Outro ponto, segundo Batalha, seria relativo à ampliação, ou seja, ficaria impossibilitada o aumento do território indígena, conforme o argumento dos ministros do STF (Supremo Tribunal Federal) no caso da Raposa Serra do Sol.

“Em Mato Grosso do Sul nunca ocorreu demarcação nos moldes da Constituição Federal. Não se amplia área que não foi demarcada. O que temos são reservas criadas na década de 20 pelo SPI (Serviço de Proteção ao Índio)”, diz.
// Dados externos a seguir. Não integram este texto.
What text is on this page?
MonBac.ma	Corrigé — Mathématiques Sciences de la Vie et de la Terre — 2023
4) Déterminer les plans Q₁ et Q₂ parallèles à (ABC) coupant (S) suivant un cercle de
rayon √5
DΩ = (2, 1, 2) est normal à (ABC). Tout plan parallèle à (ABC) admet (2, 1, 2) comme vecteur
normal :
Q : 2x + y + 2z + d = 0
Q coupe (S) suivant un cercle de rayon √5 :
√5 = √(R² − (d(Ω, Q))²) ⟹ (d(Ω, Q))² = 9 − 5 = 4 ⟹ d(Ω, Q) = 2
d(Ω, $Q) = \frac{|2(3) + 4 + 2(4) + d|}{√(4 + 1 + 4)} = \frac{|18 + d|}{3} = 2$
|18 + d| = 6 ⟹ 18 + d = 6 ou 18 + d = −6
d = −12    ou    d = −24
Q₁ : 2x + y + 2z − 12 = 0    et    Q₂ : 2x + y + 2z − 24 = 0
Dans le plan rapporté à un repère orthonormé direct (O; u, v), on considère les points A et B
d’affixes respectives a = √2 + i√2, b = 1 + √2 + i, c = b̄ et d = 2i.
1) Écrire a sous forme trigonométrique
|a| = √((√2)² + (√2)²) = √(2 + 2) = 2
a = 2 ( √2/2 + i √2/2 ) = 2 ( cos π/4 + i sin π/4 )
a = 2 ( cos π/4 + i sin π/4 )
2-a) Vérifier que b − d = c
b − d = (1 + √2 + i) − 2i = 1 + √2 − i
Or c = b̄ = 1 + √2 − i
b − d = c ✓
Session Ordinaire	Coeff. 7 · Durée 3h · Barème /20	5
Segundo ele, a medida tomada pela União naquela época foi para liberar os pastos e retirar os índios do território “acreditando-se naquela época de que seriam integrados na sociedade. Isso não aconteceu e nunca vai acontecer e hoje a gente vê o caos nas áreas pequenas sem condições”.

Indagado sobre o fato do desembargador ter decidido liminarmente (provisoriamente) acatar os argumentos dos produtores que temem conflitos sociais e frisam que a Constituição Federal é clara quanto ao marco temporal e também apostam no término do julgamento da Raposa Serra do Sol como marco jurídico, o advogado do Cimi mais uma vez contesta.

Raposa Serra do Sol

“A decisão da Raposa Serra do Sol é importante, foi histórica diante de uma luta de mais de 30 anos daquele povo. No Brasil ainda não foi regulamentada a súmula vinculante e os juízes continuam tendo maior liberdade. Aplicar o mesmo entendimento da Raposa Serra do Sol ao meu ver é interpretação equivocada”.

Pelo menos em um ponto, ruralistas e defensores da causa indígena concordam. A realidade de Mato Grosso do Sul não é a mesma de Roraima.

A Carta Magna reconhece a organização social, os costumes, as crenças e tradições dos indígenas, bem como o direito originário sobre suas terras.

4 comentários:

guilherme disse...

O TRF impedir a realização dos estudos que irão evidenciar a realidade fundiária atual e histórica é ir contra a essência e os fundamentos da busca do conhecimento para se praticar a JUSTIÇA fundiária no Brasil, pois esses estudos irão subsidiar o processo...

Esse Desembargador deve entrar na lista dos suspeitos que prejudicam o Estado de Direito e o interesse público. E ser averiguado quanto a sua "ideologia" discriminatória e racista.

Anônimo disse...

Bem...
O ranger dos dentes continua e continuará ainda por um bom tempo...
É necessário que se entenda que as RESSALVAS estão ai a manifestar uma posição da sociedade brasileira que quer ver os assuntos da natureza a que se refere tratados de forma mais democrática e que considere todas as partes interessadas em igual valor.
Entendo tudo isso como um movimento forte que enseja a mudança dos paradigmas em todas as esferas do estado.

Visconti disse...

Considerando a Terra Kayabi (MT) cuja demarcação está suspensa por liminar desde 2004, as perspectivas não são nada animadoras para os Guarani. Em meio a tudo isso, vamos aprovar um novo Estatudo dos Povos Indígenas que pode piorar o que já não é bom e deixar os direitos indígenas ainda mais fragilizados.

Anônimo disse...

Não podemos entender as RESSALVAS como uma posiçao da sociedade brasileira, pois o STF e TRF não representam a sociedade brasileira. Por suas posiçoes atuais, políticas, estao pretensos à vanglória de aparecerem na imprensa...mesmo que enraigados de preconceitos conservadores.